A little lather; a little luxury. I’ve yet to meet someone who hates the idea of unwinding in a vanilla-scented foam bath.
What about orange and cinnamon wafting through the steam as you shower? Aromatic bath-times should be an affordable luxury that men and women can indulge in. But what if you could transform your favourite pampering ritual into a money-minting pastime? Wait, no one’s suggesting that you physically share the tub with others just to bulk up your wallet!
We’re talking about what’s in the bath: scented oils, body scrubs and handmade soaps. Add a bespoke lotion or two to the range and you could have a lucrative little home industry start-up on your hands (no pun intended).
There’re hundreds of how-tos on the web for homemade scrubs, but be cautious. If you’re blissfully ignorant on the difference between baking soda and caustic soda, best you leave the recipes to the Martha Stewart types. Here’s a simple guide to get you started on whipping up some delicious skin treats. Our favourite, hands down, is the Gingerbread Sugar Scrub. Try not to eat it out of the jar when you’re done. The purpose here is to be enterprising and think resale.

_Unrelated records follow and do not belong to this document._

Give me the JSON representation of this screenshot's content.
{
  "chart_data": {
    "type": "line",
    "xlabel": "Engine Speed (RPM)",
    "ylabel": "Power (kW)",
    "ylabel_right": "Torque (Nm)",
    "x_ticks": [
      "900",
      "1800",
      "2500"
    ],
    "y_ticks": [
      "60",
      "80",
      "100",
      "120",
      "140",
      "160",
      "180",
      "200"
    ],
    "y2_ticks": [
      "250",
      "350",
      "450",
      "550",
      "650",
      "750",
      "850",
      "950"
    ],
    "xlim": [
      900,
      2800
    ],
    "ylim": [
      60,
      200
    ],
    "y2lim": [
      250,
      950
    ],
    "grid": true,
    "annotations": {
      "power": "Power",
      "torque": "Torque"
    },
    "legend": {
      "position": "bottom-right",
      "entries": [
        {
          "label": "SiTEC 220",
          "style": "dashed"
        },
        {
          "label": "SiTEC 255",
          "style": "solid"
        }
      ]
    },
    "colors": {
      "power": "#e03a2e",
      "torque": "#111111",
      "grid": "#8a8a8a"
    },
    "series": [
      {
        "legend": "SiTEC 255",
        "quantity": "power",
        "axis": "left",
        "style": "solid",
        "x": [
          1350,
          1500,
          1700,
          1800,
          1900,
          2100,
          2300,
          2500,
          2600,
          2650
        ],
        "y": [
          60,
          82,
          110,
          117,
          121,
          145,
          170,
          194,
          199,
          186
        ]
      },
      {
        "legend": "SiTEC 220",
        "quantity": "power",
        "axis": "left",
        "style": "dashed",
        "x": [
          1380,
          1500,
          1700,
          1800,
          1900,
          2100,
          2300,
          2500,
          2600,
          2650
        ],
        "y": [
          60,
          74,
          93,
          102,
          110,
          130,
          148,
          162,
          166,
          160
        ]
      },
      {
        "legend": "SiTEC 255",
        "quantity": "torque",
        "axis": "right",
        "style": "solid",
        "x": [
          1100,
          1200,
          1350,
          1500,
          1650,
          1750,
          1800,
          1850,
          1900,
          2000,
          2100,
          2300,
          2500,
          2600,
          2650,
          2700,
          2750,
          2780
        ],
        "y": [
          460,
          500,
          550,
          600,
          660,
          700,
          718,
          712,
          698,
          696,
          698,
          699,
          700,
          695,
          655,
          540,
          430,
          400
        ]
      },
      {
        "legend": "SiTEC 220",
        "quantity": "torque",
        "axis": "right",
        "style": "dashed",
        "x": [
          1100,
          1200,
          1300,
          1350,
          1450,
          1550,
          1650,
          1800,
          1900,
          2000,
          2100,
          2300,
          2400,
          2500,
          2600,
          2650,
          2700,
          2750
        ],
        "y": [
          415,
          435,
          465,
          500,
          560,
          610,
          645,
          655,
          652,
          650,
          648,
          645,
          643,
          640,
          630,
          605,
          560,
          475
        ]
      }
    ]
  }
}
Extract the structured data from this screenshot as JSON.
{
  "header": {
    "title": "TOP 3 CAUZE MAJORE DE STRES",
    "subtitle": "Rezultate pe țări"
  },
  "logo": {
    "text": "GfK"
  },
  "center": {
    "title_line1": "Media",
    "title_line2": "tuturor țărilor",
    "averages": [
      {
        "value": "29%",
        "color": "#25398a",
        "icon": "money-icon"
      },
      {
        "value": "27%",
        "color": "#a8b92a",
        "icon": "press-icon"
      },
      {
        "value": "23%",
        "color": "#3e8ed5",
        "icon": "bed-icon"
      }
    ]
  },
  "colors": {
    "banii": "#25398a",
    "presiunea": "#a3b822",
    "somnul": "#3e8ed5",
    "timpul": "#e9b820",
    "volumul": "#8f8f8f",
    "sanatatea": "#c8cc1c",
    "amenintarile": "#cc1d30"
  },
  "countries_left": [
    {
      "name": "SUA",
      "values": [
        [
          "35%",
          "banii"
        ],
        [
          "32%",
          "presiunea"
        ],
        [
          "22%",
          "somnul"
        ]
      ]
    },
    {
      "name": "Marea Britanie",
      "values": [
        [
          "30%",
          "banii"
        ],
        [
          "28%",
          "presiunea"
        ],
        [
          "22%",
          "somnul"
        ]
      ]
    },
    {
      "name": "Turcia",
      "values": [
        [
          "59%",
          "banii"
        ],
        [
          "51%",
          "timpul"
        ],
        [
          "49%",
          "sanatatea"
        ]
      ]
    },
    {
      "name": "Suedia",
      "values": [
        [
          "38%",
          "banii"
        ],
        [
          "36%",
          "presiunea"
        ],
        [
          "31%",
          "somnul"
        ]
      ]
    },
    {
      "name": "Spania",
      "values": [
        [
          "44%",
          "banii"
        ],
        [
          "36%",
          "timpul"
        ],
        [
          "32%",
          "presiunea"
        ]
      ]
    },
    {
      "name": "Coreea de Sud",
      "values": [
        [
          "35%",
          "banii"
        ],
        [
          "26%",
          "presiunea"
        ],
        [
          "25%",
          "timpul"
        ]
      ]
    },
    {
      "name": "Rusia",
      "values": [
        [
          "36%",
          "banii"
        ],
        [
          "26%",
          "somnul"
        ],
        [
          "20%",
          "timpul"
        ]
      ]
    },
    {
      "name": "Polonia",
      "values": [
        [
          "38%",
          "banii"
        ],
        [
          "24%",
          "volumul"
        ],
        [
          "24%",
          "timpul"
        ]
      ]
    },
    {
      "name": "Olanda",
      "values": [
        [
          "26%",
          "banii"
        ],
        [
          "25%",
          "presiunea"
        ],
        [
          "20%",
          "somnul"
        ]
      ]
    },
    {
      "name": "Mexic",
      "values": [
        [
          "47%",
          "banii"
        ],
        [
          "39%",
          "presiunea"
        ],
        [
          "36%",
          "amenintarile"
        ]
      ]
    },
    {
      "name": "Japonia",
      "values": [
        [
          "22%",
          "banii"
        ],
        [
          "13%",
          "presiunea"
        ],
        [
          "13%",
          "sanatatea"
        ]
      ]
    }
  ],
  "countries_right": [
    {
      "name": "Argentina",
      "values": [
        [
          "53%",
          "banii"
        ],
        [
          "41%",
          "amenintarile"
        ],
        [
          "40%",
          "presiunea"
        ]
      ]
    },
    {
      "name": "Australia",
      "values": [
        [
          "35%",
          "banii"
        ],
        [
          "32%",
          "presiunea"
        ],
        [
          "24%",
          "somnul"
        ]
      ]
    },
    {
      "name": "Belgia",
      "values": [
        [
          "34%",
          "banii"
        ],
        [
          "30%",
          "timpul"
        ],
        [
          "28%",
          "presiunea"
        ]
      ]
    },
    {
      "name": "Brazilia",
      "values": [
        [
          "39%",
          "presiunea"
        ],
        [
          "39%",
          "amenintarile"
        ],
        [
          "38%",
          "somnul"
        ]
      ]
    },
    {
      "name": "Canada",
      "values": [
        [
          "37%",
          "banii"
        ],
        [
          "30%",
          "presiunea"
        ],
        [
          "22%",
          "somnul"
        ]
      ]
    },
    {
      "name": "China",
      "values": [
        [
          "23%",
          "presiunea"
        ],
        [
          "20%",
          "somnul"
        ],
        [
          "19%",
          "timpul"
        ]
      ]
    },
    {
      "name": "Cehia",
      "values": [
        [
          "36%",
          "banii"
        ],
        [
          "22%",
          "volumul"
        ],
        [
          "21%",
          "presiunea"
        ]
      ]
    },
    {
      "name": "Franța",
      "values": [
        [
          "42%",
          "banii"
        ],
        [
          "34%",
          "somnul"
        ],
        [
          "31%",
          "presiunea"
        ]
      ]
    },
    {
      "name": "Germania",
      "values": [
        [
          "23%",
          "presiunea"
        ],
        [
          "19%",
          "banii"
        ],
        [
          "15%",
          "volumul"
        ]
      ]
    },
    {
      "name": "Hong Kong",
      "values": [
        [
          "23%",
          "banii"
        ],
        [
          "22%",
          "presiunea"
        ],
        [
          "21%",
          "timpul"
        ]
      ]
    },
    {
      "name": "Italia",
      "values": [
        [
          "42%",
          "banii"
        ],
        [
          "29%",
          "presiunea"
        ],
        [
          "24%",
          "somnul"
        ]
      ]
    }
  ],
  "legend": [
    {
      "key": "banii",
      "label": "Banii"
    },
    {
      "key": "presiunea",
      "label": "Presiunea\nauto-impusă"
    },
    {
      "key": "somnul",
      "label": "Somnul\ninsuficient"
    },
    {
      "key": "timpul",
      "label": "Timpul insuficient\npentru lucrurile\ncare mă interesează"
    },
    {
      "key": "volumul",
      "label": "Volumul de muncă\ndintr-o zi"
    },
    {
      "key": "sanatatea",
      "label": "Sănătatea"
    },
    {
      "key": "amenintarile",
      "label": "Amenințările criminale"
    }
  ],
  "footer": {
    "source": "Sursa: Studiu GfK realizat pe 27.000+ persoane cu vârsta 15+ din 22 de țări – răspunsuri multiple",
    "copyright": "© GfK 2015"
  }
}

On to the creamy goodness of body lotions. It’s crucial to cater for sensitive skins when making a product that stays on for much longer. For this purpose, hypoallergenic ingredients are your friend. You should also be meticulous when it comes to quantities. Less is more! A pinch is not a reliable unit of measure. Here’s a treasure trove of soothing lotions to start you off.
The next step would be to develop a brand identity and logo for your products. You might be a one-person act, but you shouldn’t limit yourself to neighbourhood sales. Try these basic pointers to help you market your wares to a wider audience. An indispensable reference when it comes to home industry is The Handcrafter’s Companion. With a focus on online and market retail, this book should definitely be on your nightstand.
Lastly, a caveat to the overzealous crafters out there. Never let your supply exceed the demand for your product. Start with small amounts. Get creative and spend time on customizing your packaging. Try haberdasheries for cheaper materials; you don’t want to break the bank here. This could be your bread and (body)butter you’re investing in.